You are lucky - my cats will beg for almost anything. I've got it so they wont eat off a plate 95% of the time (still working on it some when we're not guarding an empty plate/bowl)... But Gandolf likes about half of what he's tried, and Smudge will eat anything.


----------



## Shenanigans (Jul 23, 2011)

Haha, that is cute! I have no real answer for you, but I just had to comment, lol. 

Apollo used to eat Romain lettuce.. LOVED it. If I was eating a sandwich, the little bugger would sneak up behind me and wait until I had the sandwich close to my mouth, then smack it out of my hand and take off with a piece of lettuce. Bahahaha.


----------



## marie73 (Jul 12, 2006)

I learned the hard way not to leave an uncovered little tub of margarine on the counter. My girls LOVE it.

I think the brand I get is "I Can't Believe It's Not Catnip!"


----------



## Tifta (Aug 19, 2011)

LoL that's cute! 
My boy is Banana crazy, he will do just about anything to get some.


----------



## wondercat (Oct 11, 2011)

Haha thats pretty cute... my Max likes bread, specially croissants aparently. I cant leave anything out on the counters anymore, even if they are in plastic wrap on in a plastic container he finds a way to open it.


----------



## Abbie (Jan 13, 2011)

Mitzi does this too. Although she likes margarine AND butter! I think it's the dairy content. She steals my OH's toast at every opportunity. For her birthday she had a 'toast with margarine' cake.


----------



## Buggzter (Jun 28, 2011)

LOL!!! Thinking about it, I know my bird will eat anything that has butter/margarine on it, as long as there is no garlic. Though, she usually will toss the bread after she licked off all the butter - then the cats get the bread!


----------



## catinthemirror (Jun 28, 2011)

LOL well at least I can see that my cat isn't the only one with very specific tastes! Although stuff like banana or LETTUCE of all things, that's so adorable! 

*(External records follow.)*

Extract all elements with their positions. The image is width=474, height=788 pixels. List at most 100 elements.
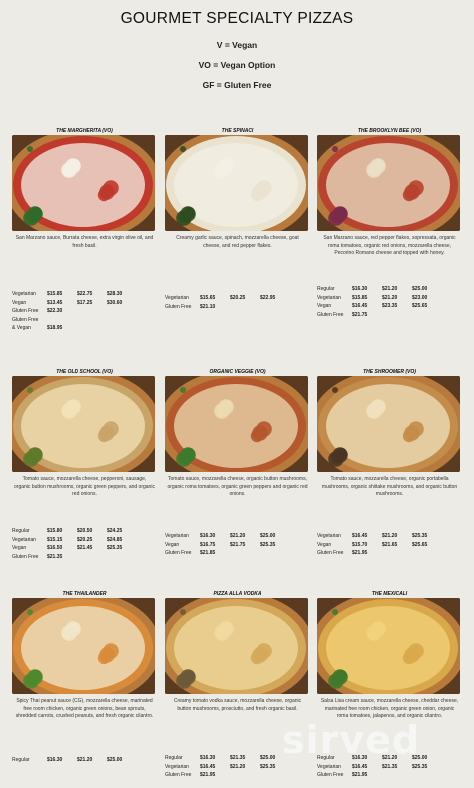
pizza-name: THE SHROOMER (VO) xyxy=(363,369,416,375)
pizza-card: PIZZA ALLA VODKA Creamy tomato vodka sauc… xyxy=(165,590,310,778)
price-value: $21.20 xyxy=(382,533,398,539)
sirved-watermark: sirved xyxy=(282,718,421,762)
price-row: Gluten Free $21.95 xyxy=(165,771,310,780)
price-value: $15.80 xyxy=(47,528,63,534)
price-table: Regular $16.30 $21.20 $25.00 xyxy=(12,756,157,765)
pizza-card: THE THAILANDER Spicy Thai peanut sauce (C… xyxy=(12,590,157,763)
price-value: $16.45 xyxy=(352,763,368,770)
price-label: Gluten Free xyxy=(317,772,344,778)
price-label: Vegetarian xyxy=(317,294,341,301)
pizza-card: THE OLD SCHOOL (VO) Tomato sauce, mozzare… xyxy=(12,368,157,560)
pizza-photo xyxy=(12,598,155,694)
price-label: Gluten Free xyxy=(165,303,192,310)
price-value: $21.95 xyxy=(352,550,368,556)
price-value: $24.25 xyxy=(107,528,123,534)
price-value: $17.25 xyxy=(77,299,93,306)
price-value: $21.85 xyxy=(200,550,216,556)
pizza-photo xyxy=(317,376,460,472)
price-value: $16.30 xyxy=(352,286,368,292)
pizza-photo xyxy=(12,376,155,472)
pizza-description: Spicy Thai peanut sauce (CG), mozzarella… xyxy=(15,698,154,719)
pizza-name: THE OLD SCHOOL (VO) xyxy=(56,369,113,375)
price-value: $22.95 xyxy=(260,295,276,301)
price-label: Vegetarian xyxy=(165,533,189,539)
pizza-name: PIZZA ALLA VODKA xyxy=(213,591,262,597)
price-row: Gluten Free $21.95 xyxy=(317,771,462,780)
price-value: $21.35 xyxy=(382,763,398,770)
price-value: $15.85 xyxy=(47,291,63,297)
price-value: $25.00 xyxy=(260,755,276,761)
price-value: $25.35 xyxy=(260,763,276,770)
price-value: $16.45 xyxy=(200,763,216,770)
price-value: $21.20 xyxy=(230,533,246,539)
price-value: $15.65 xyxy=(200,295,216,301)
price-value: $25.35 xyxy=(107,545,123,551)
price-value: $21.10 xyxy=(200,303,216,310)
pizza-card: THE MARGHERITA (VO) San Marzano sauce, Bu… xyxy=(12,127,157,331)
price-value: $25.65 xyxy=(412,541,428,548)
price-row: Regular $16.30 $21.20 $25.00 xyxy=(317,285,462,294)
price-value: $21.20 xyxy=(230,763,246,770)
pizza-description: Creamy tomato vodka sauce, mozzarella ch… xyxy=(173,698,302,712)
price-label: Gluten Free xyxy=(12,316,39,323)
pizza-card: THE MEXICALI Salsa Lisa cream sauce, mozz… xyxy=(317,590,462,778)
price-value: $13.45 xyxy=(47,299,63,306)
price-row: Regular $16.30 $21.20 $25.00 xyxy=(12,756,157,765)
pizza-name: ORGANIC VEGGIE (VO) xyxy=(209,369,266,375)
price-table: Regular $15.80 $20.50 $24.25 Vegetarian $15.1… xyxy=(12,527,157,561)
price-label: Vegetarian xyxy=(165,763,189,770)
price-row: Vegetarian $15.65 $20.25 $22.95 xyxy=(165,294,310,303)
price-label: Gluten Free xyxy=(165,772,192,778)
price-label: Vegetarian xyxy=(317,533,341,539)
pizza-photo xyxy=(165,376,308,472)
price-row: Vegetarian $15.15 $20.25 $24.85 xyxy=(12,536,157,545)
price-value: $18.95 xyxy=(47,325,63,331)
pizza-description: San Marzano sauce, red pepper flakes, so… xyxy=(323,235,456,256)
price-table: Regular $16.30 $21.20 $25.00 Vegetarian $15.8… xyxy=(317,285,462,319)
price-label: Gluten Free xyxy=(12,308,39,314)
price-row: Vegan $15.70 $21.65 $25.65 xyxy=(317,541,462,550)
price-row: Gluten Free $21.95 xyxy=(317,549,462,558)
price-value: $25.35 xyxy=(412,763,428,770)
price-value: $23.35 xyxy=(382,303,398,309)
price-label: Vegetarian xyxy=(317,763,341,770)
price-value: $21.75 xyxy=(230,541,246,548)
pizza-name: THE MEXICALI xyxy=(371,591,408,597)
price-value: $16.30 xyxy=(200,755,216,761)
legend-vegan-option: VO = Vegan Option xyxy=(198,60,276,70)
price-value: $20.25 xyxy=(77,536,93,543)
price-label: Regular xyxy=(165,755,183,761)
price-label: Gluten Free xyxy=(12,553,39,560)
price-value: $16.45 xyxy=(352,303,368,309)
price-table: Vegetarian $16.30 $21.20 $25.00 Vegan $16.75 $… xyxy=(165,532,310,558)
price-value: $21.20 xyxy=(382,294,398,301)
price-row: Vegan $16.45 $23.35 $25.65 xyxy=(317,302,462,311)
price-row: Gluten Free $21.85 xyxy=(165,549,310,558)
price-value: $16.30 xyxy=(200,533,216,539)
price-value: $16.50 xyxy=(47,545,63,551)
price-value: $25.00 xyxy=(107,757,123,763)
price-row: Vegetarian $16.45 $21.20 $25.35 xyxy=(165,763,310,772)
price-row: Gluten Free xyxy=(12,316,157,325)
price-row: Vegetarian $16.30 $21.20 $25.00 xyxy=(165,532,310,541)
price-table: Vegetarian $16.45 $21.20 $25.35 Vegan $15.70 $… xyxy=(317,532,462,558)
price-label: Vegan xyxy=(12,299,27,306)
price-label: Vegan xyxy=(317,303,332,309)
price-row: Gluten Free $21.10 xyxy=(165,303,310,312)
price-label: Regular xyxy=(12,528,30,534)
price-label: Gluten Free xyxy=(165,550,192,556)
price-value: $25.00 xyxy=(412,286,428,292)
price-label: Vegetarian xyxy=(165,295,189,301)
price-row: Gluten Free $21.35 xyxy=(12,553,157,562)
price-value: $25.35 xyxy=(412,533,428,539)
price-value: $15.15 xyxy=(47,536,63,543)
price-row: Vegetarian $16.45 $21.35 $25.35 xyxy=(317,763,462,772)
price-label: Vegan xyxy=(165,541,180,548)
price-row: Vegetarian $15.85 $21.20 $23.00 xyxy=(317,294,462,303)
pizza-name: THE SPINACI xyxy=(221,128,254,134)
price-label: Vegan xyxy=(12,545,27,551)
price-row: Vegan $16.75 $21.75 $25.35 xyxy=(165,541,310,550)
price-label: Regular xyxy=(12,757,30,763)
price-value: $30.60 xyxy=(107,299,123,306)
pizza-description: Tomato sauce, mozzarella cheese, organic… xyxy=(167,476,308,497)
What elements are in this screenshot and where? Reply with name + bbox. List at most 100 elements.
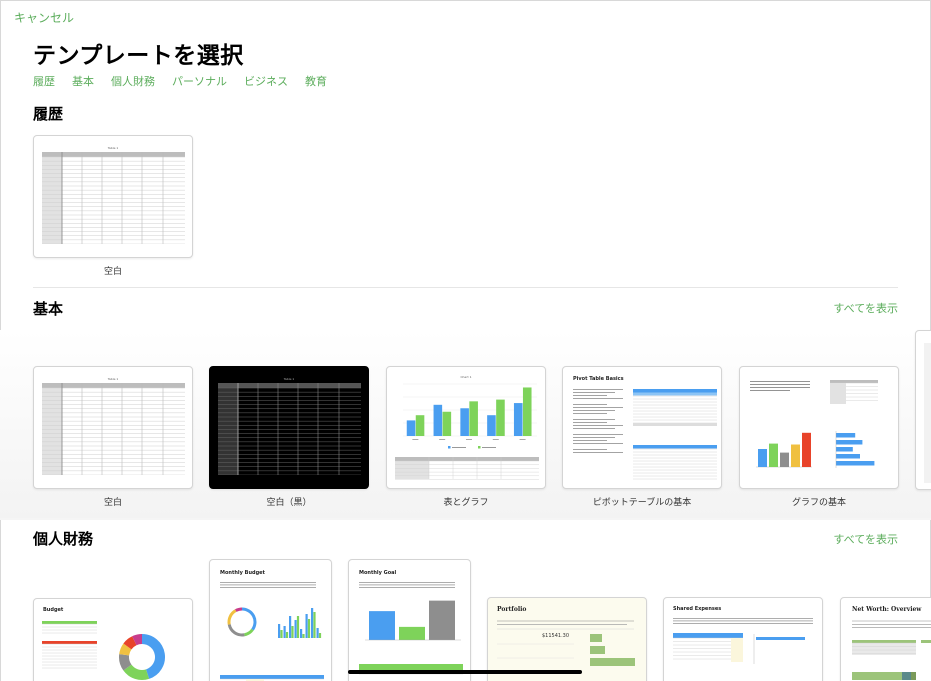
header-row bbox=[218, 383, 361, 388]
budget-bar bbox=[283, 626, 286, 638]
goal-bar bbox=[429, 600, 455, 640]
show-all-basic-link[interactable]: すべてを表示 bbox=[833, 300, 898, 316]
stacked-bar-b bbox=[902, 672, 911, 680]
column-bar bbox=[758, 449, 767, 467]
template-thumb-blank-dark[interactable]: Table 1 bbox=[209, 366, 369, 489]
template-thumb-table-chart[interactable]: Chart 1 bbox=[386, 366, 546, 489]
budget-bar bbox=[294, 620, 297, 638]
text-line bbox=[573, 437, 615, 438]
category-tab-personal-finance[interactable]: 個人財務 bbox=[111, 73, 155, 89]
budget-bar bbox=[311, 608, 314, 638]
actual-bar bbox=[302, 634, 305, 638]
shared-expenses-preview bbox=[673, 618, 813, 664]
text-line bbox=[359, 582, 455, 583]
template-thumb-shared-expenses[interactable]: Shared Expenses bbox=[663, 597, 823, 681]
legend-swatch bbox=[478, 446, 481, 449]
budget-bar bbox=[300, 629, 303, 638]
x-tick-label bbox=[519, 439, 526, 440]
actual-bar bbox=[280, 630, 283, 638]
template-thumb-budget[interactable]: Budget bbox=[33, 598, 193, 681]
table-header-col bbox=[830, 383, 846, 404]
actual-bar bbox=[285, 632, 289, 638]
table-header bbox=[395, 457, 539, 461]
template-thumb-portfolio[interactable]: Portfolio $11541.30 bbox=[487, 597, 647, 681]
column-bar bbox=[791, 444, 800, 467]
template-thumb-pivot[interactable]: Pivot Table Basics bbox=[562, 366, 722, 489]
donut-segment bbox=[227, 609, 237, 625]
template-thumb-charts[interactable] bbox=[739, 366, 899, 489]
category-tab-history[interactable]: 履歴 bbox=[33, 73, 55, 89]
stacked-bar-c bbox=[911, 672, 916, 680]
actual-bar bbox=[291, 626, 294, 638]
text-line bbox=[573, 449, 607, 450]
text-line bbox=[750, 381, 810, 382]
category-tab-personal[interactable]: パーソナル bbox=[172, 73, 227, 89]
partial-grid-bg bbox=[924, 343, 931, 483]
donut-segment bbox=[141, 634, 165, 679]
donut-segment bbox=[123, 636, 137, 650]
cancel-button[interactable]: キャンセル bbox=[14, 9, 74, 26]
donut-segment bbox=[244, 628, 254, 637]
second-table-header bbox=[921, 640, 931, 643]
table-header-col bbox=[395, 461, 429, 479]
template-label: 空白 bbox=[103, 267, 122, 277]
charts-preview bbox=[750, 380, 878, 468]
text-line bbox=[573, 398, 623, 399]
thumb-inner-title: Chart 1 bbox=[460, 375, 472, 379]
chart-bar bbox=[469, 401, 478, 436]
blank-sheet-grid bbox=[42, 383, 185, 475]
template-thumb-partial[interactable] bbox=[915, 330, 931, 490]
thumb-inner-title: Portfolio bbox=[497, 606, 527, 613]
category-tab-education[interactable]: 教育 bbox=[305, 73, 327, 89]
text-line bbox=[573, 392, 615, 393]
budget-preview bbox=[42, 621, 165, 680]
section-title-finance: 個人財務 bbox=[33, 530, 94, 548]
template-thumb-monthly-goal[interactable]: Monthly Goal bbox=[348, 559, 471, 681]
show-all-finance-link[interactable]: すべてを表示 bbox=[833, 531, 898, 547]
money-out-header bbox=[42, 641, 97, 644]
column-bar bbox=[802, 432, 811, 467]
text-line bbox=[573, 410, 615, 411]
template-label: 表とグラフ bbox=[443, 498, 489, 508]
text-line bbox=[673, 623, 813, 624]
header-row bbox=[42, 152, 185, 157]
text-line bbox=[359, 587, 455, 588]
text-line bbox=[573, 419, 615, 420]
template-thumb-net-worth[interactable]: Net Worth: Overview bbox=[840, 597, 931, 681]
goal-bar bbox=[399, 626, 425, 640]
column-bar bbox=[769, 443, 778, 467]
section-separator bbox=[0, 518, 931, 520]
actual-bar bbox=[318, 633, 322, 638]
template-thumb-blank-history[interactable]: Table 1 bbox=[33, 135, 193, 258]
text-line bbox=[573, 440, 607, 441]
chart-bar bbox=[522, 387, 532, 436]
text-line bbox=[220, 587, 316, 588]
actual-bar bbox=[307, 619, 311, 638]
text-line bbox=[573, 428, 615, 429]
thumb-inner-title: Monthly Goal bbox=[359, 570, 397, 576]
template-thumb-blank[interactable]: Table 1 bbox=[33, 366, 193, 489]
summary-header bbox=[220, 675, 324, 679]
header-column bbox=[42, 388, 62, 475]
thumb-inner-title: Table 1 bbox=[107, 377, 119, 381]
category-tab-business[interactable]: ビジネス bbox=[244, 73, 288, 89]
actual-bar bbox=[296, 616, 300, 638]
budget-bar bbox=[278, 624, 281, 638]
portfolio-bar bbox=[590, 634, 602, 642]
category-tab-basic[interactable]: 基本 bbox=[72, 73, 94, 89]
text-line bbox=[573, 413, 607, 414]
chart-bar bbox=[406, 420, 416, 436]
text-line bbox=[573, 425, 623, 426]
donut-segment bbox=[132, 634, 143, 646]
portfolio-bar bbox=[590, 658, 635, 666]
header-column bbox=[42, 157, 62, 244]
chart-bar bbox=[487, 415, 496, 436]
section-divider bbox=[33, 287, 898, 288]
bar-chart-bar bbox=[836, 454, 860, 459]
template-thumb-monthly-budget[interactable]: Monthly Budget bbox=[209, 559, 332, 681]
table-chart-preview bbox=[395, 383, 539, 480]
bar-chart-bar bbox=[836, 461, 875, 466]
blank-sheet-grid-partial bbox=[924, 343, 931, 483]
text-line bbox=[573, 407, 623, 408]
net-worth-preview bbox=[852, 620, 931, 680]
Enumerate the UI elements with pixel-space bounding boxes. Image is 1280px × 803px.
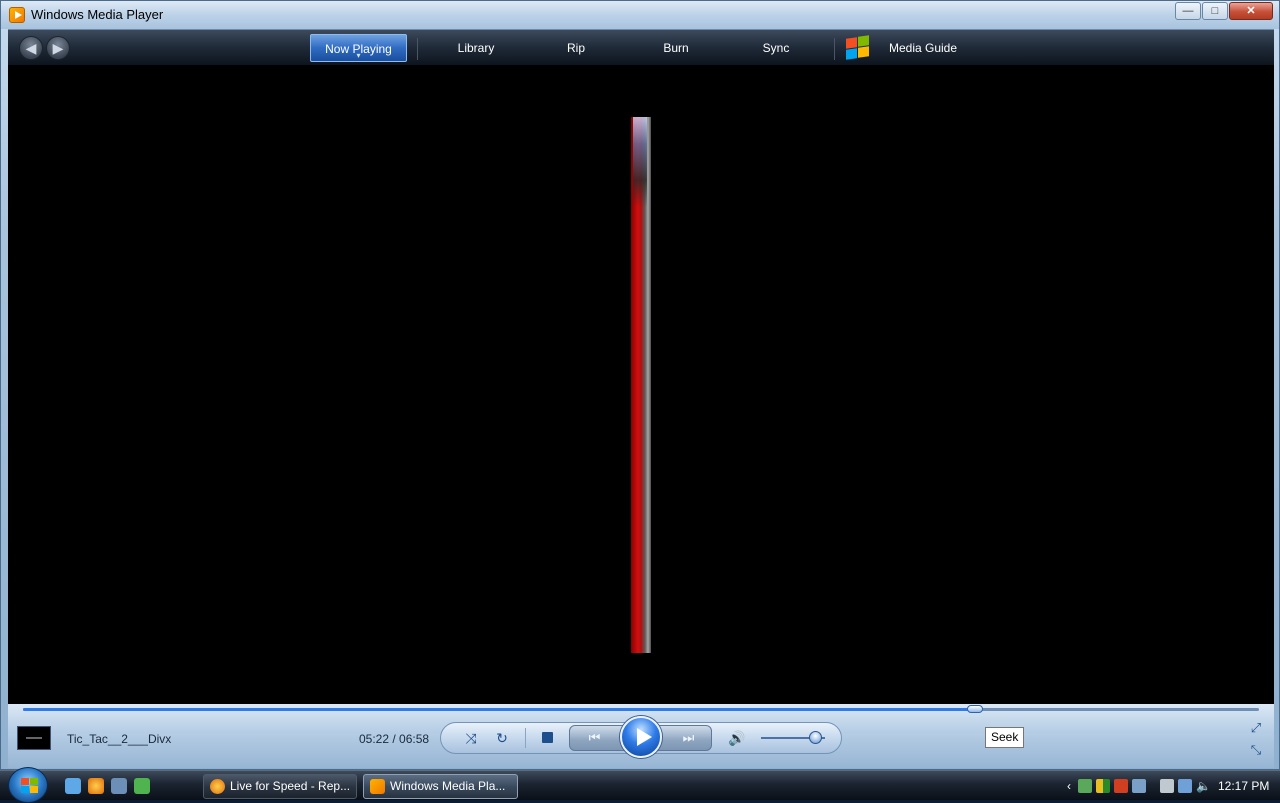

Anyway I guess I'm not going to worry about the occasional lick of margarine


----------



## Abbie (Jan 13, 2011)

Oh yes, Evie loves eating courgette... and she was so proud of herself the other day as she managed to steal a... CAULIFLOWER! Bless.


----------



## BotanyBlack (Apr 6, 2011)

Funny! my cat Sherbert liked sauerkraut for some reason....


----------